Three years ago:
In the 18th floor of the downtown skyscraper where my law office is, I look down into the central square of a major city in the Pacific Northwest. I see a sea of white, as the word has been passed to show up to the demonstration in plain white t-shirts. During the day, the downtown is a sea of European-Americans—businessmen, technicians, retail and restaurant owners, city and county government workers, attorneys, accountants, insurance executives. At night, things change, but the day is bright, downtown relatively safe and everyone is used to both how things work and how things look and feel.
Which is what made today so odd. Which goes a long way to explaining the nervous “can you believe this?” laugher from my high-flying Alpha-dog law colleagues, the slightly scared wide-eyed stares out the window of the solidly middle-class White secretaries. At first, they began to arrive in drips and drabs, but now they were arriving in mass. What began as a small cluster was now a gigantic throng of white-shirted latinos, all shouting and chanting against a modest proposal then before the House that would have restored some small semblance of sanity to what the elites call “immigration policy.”
Some arrived by light rail. Others in cars, packed with seven or eight each. Some simply appeared.
Questions began to be asked: Did you know this was happening today? Did you hear about this going down before today? These questions are being asked by people who are so well connected into the political and social structure of this city that they usually are the first to know what is happening, what has been planned, what shall occur.
The crowd begins to chant, in Spanish.
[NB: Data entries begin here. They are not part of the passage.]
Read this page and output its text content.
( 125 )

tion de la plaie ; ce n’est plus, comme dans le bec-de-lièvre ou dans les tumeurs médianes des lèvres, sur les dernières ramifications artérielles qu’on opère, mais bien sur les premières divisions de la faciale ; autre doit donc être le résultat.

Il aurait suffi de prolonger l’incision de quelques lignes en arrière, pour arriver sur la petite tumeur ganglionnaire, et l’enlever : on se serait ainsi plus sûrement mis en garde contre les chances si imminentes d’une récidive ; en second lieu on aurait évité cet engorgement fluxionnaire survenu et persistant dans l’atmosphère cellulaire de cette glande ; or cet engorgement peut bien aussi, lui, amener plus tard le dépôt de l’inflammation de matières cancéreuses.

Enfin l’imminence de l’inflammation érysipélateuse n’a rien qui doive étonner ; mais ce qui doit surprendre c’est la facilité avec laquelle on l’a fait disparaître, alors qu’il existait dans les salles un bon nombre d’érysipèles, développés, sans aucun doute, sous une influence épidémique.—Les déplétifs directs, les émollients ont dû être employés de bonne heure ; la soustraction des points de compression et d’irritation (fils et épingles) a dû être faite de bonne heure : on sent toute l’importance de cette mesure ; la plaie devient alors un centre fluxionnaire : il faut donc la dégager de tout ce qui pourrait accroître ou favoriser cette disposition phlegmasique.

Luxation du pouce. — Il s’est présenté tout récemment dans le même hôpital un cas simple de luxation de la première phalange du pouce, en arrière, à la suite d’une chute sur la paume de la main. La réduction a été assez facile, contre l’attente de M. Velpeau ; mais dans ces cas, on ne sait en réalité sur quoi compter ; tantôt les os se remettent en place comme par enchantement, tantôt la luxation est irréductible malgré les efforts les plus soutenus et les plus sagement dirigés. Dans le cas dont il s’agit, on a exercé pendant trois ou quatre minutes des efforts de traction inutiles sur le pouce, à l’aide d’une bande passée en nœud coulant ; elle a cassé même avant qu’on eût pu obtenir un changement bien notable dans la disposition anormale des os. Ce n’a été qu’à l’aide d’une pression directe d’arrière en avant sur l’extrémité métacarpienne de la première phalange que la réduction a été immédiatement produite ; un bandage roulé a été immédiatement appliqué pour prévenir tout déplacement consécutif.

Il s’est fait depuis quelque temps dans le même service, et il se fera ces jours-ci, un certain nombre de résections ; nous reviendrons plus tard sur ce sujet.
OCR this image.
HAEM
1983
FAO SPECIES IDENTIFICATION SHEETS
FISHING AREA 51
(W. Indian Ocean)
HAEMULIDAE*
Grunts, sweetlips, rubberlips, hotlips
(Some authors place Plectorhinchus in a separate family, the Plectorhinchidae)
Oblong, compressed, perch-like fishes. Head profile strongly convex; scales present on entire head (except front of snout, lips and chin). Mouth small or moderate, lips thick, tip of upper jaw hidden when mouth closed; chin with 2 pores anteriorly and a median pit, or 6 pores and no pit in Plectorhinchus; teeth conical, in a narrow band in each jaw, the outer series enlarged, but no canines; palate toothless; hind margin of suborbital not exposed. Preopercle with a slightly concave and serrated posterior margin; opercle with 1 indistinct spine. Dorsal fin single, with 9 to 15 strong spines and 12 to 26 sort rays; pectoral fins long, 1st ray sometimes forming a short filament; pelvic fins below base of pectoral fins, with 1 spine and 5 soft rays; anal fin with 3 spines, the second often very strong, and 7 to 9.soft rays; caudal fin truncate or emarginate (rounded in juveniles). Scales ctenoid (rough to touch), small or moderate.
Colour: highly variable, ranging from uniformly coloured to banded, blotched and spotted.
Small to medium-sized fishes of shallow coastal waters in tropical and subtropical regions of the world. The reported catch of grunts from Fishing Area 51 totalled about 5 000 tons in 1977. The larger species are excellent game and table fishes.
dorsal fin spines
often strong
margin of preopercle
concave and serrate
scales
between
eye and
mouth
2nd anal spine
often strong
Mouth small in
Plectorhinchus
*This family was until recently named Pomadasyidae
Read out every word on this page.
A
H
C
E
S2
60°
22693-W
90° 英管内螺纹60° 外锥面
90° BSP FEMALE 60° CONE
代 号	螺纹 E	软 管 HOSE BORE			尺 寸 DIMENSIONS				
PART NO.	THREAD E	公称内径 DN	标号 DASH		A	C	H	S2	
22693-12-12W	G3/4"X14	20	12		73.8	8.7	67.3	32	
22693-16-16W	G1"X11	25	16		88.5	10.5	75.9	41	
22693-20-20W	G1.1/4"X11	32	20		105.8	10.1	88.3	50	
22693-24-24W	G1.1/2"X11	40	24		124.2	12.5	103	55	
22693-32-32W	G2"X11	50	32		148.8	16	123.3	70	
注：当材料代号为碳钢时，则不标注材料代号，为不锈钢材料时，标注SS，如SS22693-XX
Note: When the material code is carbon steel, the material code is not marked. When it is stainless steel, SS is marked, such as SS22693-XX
There are thousands of them. Having learned their lesson from a few weeks earlier in Los Angeles, local latino leaders have giant cardboard boxes from which they are distributing U.S. flags.
The boxes are marked “Made in China.”
It’s going to be a hot day in Washington, D.C., but it’s not quite hot yet. Instead, the sky is a shimmering blue and the shade under the trees in the Mall is cooled by a lingering morning breeze. In front of us, looking slightly unreal, like a too-perfect movie backdrop, is the Capitol.
In front of me a crowd of latinos, university students and government union workers are gathering. At each side, a SEIU-manned station is passing out anti-Arizona signs and medium-sized U.S. flags from large cardboard boxes.
While there are some European-Americans mixed in the crowd—including one young woman with proud Nordic features holding the hand of a latino a foot and a half shorter than her whose t-shirt read “Brown is Beautiful”—the vast majority of the crowd is latino.
They’ve arrived and they know what side they’re on. As with three years ago, the means of their organization was completely invisible to the local European-Americans, still laboring under the fatal and dangerous delusion that the cities in question are still, despite their own rhetoric, their cities.
The enemy has an alternative media, an alternative radio. They have a news system of incredible sophistication and one which openly approaches U.S. news from an explicitly racial and ethnic angle. If you can speak Spanish at all, I invite you to compare NBC’s evening news broadcast with its sister station Univision. While NBC focuses on liver spots, Depends and the need for colon cancer screening, the news on Univision is focused on news: what is happening and what does it mean to us, to latinos, as latinos.
They can assemble a mass via radio. They can, and do, lobby Congress and each state legislature effectively. While our people are deciding which iPhone app to buy, a new people is organizing from the most basic level to the highest.
We are outclassed, outgunned and simply out of our league.
Arizona is a sign of possibility, nothing more. Until and unless we begin to organize, together, and most importantly drop the majority mind-set that we have time, that we have time to “wake up” our people, we will find ourselves lost.